Anne, nella sua poetica, aveva percorso sentieri fino ad allora interdetti alla società americana degli anni cinquanta, nei suoi versi troviamo temi come il divorzio, l’aborto, o puramente femminili, argomenti che avevano ancora aloni di un’eresia che rimandava ad epoche puritane nei luoghi in cui la poetessa era nata.
Scrisse tanto, le opere più rappresentative restano “To Bedlam and Part way back” – raccolta di testi pubblicati nel 1960 – “All my pretty ones” – del ’62 e “Live or die” del 1966, silloge che le valse l’assegnazione del Premio Pulitzer. Ma Anne era già notissima prima che le fosse assegnato questo importante riconoscimento, famosa anche in Europa. I suoi versi erano disarmanti, veri e acuti, precisi tecnicamente come frecce scagliate in un bersaglio, bellissimi. E ottenne molti altri prestigiosi riconoscimenti, che neppure ricordava se qualcuno gliene chiedeva conto..
Aveva tutto, aveva bruciato ancora giovane ogni traguardo, era ammirata e coccolata, ma il successo non divenne mai una droga nella quale affogare quel male sottile che l’assediava giorno e notte, avvelenando ogni conquista, ogni sorso d’aria pura. Si fidava più dei sedativi e degli psicofarmaci che della gente che aveva intorno, i farmaci erano i veri medium tra l’essere e il non essere, i soli veri amici del suo tempo.

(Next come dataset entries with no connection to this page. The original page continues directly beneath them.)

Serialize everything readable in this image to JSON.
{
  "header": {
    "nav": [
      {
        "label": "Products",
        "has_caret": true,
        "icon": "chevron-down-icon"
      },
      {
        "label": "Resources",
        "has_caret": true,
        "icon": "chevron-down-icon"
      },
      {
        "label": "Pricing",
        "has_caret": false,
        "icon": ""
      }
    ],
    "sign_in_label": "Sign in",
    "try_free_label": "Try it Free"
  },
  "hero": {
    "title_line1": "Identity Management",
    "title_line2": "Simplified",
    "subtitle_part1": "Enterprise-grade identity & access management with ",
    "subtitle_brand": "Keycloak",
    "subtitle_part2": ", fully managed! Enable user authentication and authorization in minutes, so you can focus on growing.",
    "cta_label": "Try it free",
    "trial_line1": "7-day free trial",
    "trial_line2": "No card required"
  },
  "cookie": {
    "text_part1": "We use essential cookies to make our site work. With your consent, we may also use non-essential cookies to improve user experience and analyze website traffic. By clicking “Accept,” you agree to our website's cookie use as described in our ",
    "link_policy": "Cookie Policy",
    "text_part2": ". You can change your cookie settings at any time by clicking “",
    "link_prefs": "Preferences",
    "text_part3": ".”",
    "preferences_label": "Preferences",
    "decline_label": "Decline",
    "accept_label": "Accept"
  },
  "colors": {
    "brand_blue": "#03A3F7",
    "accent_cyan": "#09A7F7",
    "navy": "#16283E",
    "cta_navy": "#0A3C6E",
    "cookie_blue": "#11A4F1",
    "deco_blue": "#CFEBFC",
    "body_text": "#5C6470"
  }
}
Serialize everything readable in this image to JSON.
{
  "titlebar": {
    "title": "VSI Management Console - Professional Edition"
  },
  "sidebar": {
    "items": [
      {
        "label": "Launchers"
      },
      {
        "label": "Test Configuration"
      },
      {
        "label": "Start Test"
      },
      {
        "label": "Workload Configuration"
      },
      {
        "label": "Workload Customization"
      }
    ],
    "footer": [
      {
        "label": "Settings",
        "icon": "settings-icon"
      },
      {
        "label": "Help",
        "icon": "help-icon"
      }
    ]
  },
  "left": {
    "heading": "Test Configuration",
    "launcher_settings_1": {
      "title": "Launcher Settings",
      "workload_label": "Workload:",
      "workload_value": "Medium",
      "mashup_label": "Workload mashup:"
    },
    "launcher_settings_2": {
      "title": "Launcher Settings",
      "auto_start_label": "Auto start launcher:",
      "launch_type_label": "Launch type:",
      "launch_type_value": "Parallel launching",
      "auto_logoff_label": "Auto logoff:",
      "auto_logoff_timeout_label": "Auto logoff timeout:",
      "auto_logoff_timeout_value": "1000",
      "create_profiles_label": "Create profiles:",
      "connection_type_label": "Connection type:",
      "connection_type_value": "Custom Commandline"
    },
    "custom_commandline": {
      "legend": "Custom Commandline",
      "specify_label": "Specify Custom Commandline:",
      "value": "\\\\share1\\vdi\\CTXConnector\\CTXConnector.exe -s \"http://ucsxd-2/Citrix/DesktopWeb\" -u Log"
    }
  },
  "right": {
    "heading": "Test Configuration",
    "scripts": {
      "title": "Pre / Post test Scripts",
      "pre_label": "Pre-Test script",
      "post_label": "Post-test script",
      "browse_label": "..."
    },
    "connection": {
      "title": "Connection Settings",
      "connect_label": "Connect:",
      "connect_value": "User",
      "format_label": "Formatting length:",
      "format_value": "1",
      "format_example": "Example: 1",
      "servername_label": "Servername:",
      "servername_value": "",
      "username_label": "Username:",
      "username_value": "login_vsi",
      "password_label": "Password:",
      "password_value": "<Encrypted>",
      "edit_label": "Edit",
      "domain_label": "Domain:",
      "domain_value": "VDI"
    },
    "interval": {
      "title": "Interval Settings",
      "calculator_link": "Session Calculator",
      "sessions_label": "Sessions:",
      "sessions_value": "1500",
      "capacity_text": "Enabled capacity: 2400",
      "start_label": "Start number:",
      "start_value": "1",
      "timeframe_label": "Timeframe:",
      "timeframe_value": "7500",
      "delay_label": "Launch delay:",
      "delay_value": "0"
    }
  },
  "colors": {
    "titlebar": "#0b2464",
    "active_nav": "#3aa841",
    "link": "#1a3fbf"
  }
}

Spalancare gli occhi come finestre in un cielo libero non serviva, sentiva d’avere tenaci catene ai piedi, nonostante tutto, che la condizionavano, le creavano impedimenti di ogni genere: la sua mente, il motore del suo sussistere, era schiava di qualcosa che non aveva né volto né anima, era una maschera oscura che divorava il suo tempo senza scampo. Non si arrese, continuò a scrivere, e nel ’69 pubblicò “Love poems” , altro riconosciuto ‘masterpiece’. Una carriera ormai solida, le sue opere erano credenziali che non avevano necessità di referenze, cosa mai poteva desiderare di più? Quello che non aveva, che non aveva mai avuto: la serenità e la pace interiore. Un miraggio. Nelle ultime opere, nei testi contenuti in esse e perfino nei titoli, era possibile già intuire la deriva e quel buco nero che l’attraeva inesorabilmente, e furono “The book of Folly” e “The Death Notebooks”, piuttosto eloquenti, un drammatico presentire, il suo..
Era iniziato ormai da anni il periodo più turbolento e instabile della sua esistenza, un conto alla rovescia inesorabile. Affetti e amici ne furono molto provati, era difficilissimo starle vicino, per via dei suoi sbalzi d’umore, e le reazioni spesso esacerbate dall’uso di farmaci e alcool. E tante furono le degenze in cliniche specializzate, diversi anche i tentativi di suicidio.
Nel 1974 arriva al capolinea della sua esistenza tormentata, dove l’angoscia in fin dei conti era stato l’elemento caratterizzante, un fumo nero che l’aveva circondata e ostacolata, insidiata e irrisa.
A ottobre, dentro il garage della sua abitazione, dopo una giornata in apparenza normale, non peggiore di tante altre, lei aveva già deciso che sarebbe stato l’ultimo ponte verso la vita. Accese la sua auto e si lasciò travolgere dal monossido di carbonio. Una scelta tragica, cosciente, le cui redini però erano in mano del tiranno che la governava: la sottile follia, unica e sola padrona di quel drammatico vissuto.
Postume furono pubblicate altre raccolte, tra le quali “Words for doctor Y” – “ Mercy Street”-
La letteratura ha perso quel giorno un Astro, che aveva brillato come pochi nell’Universo dell’Arte.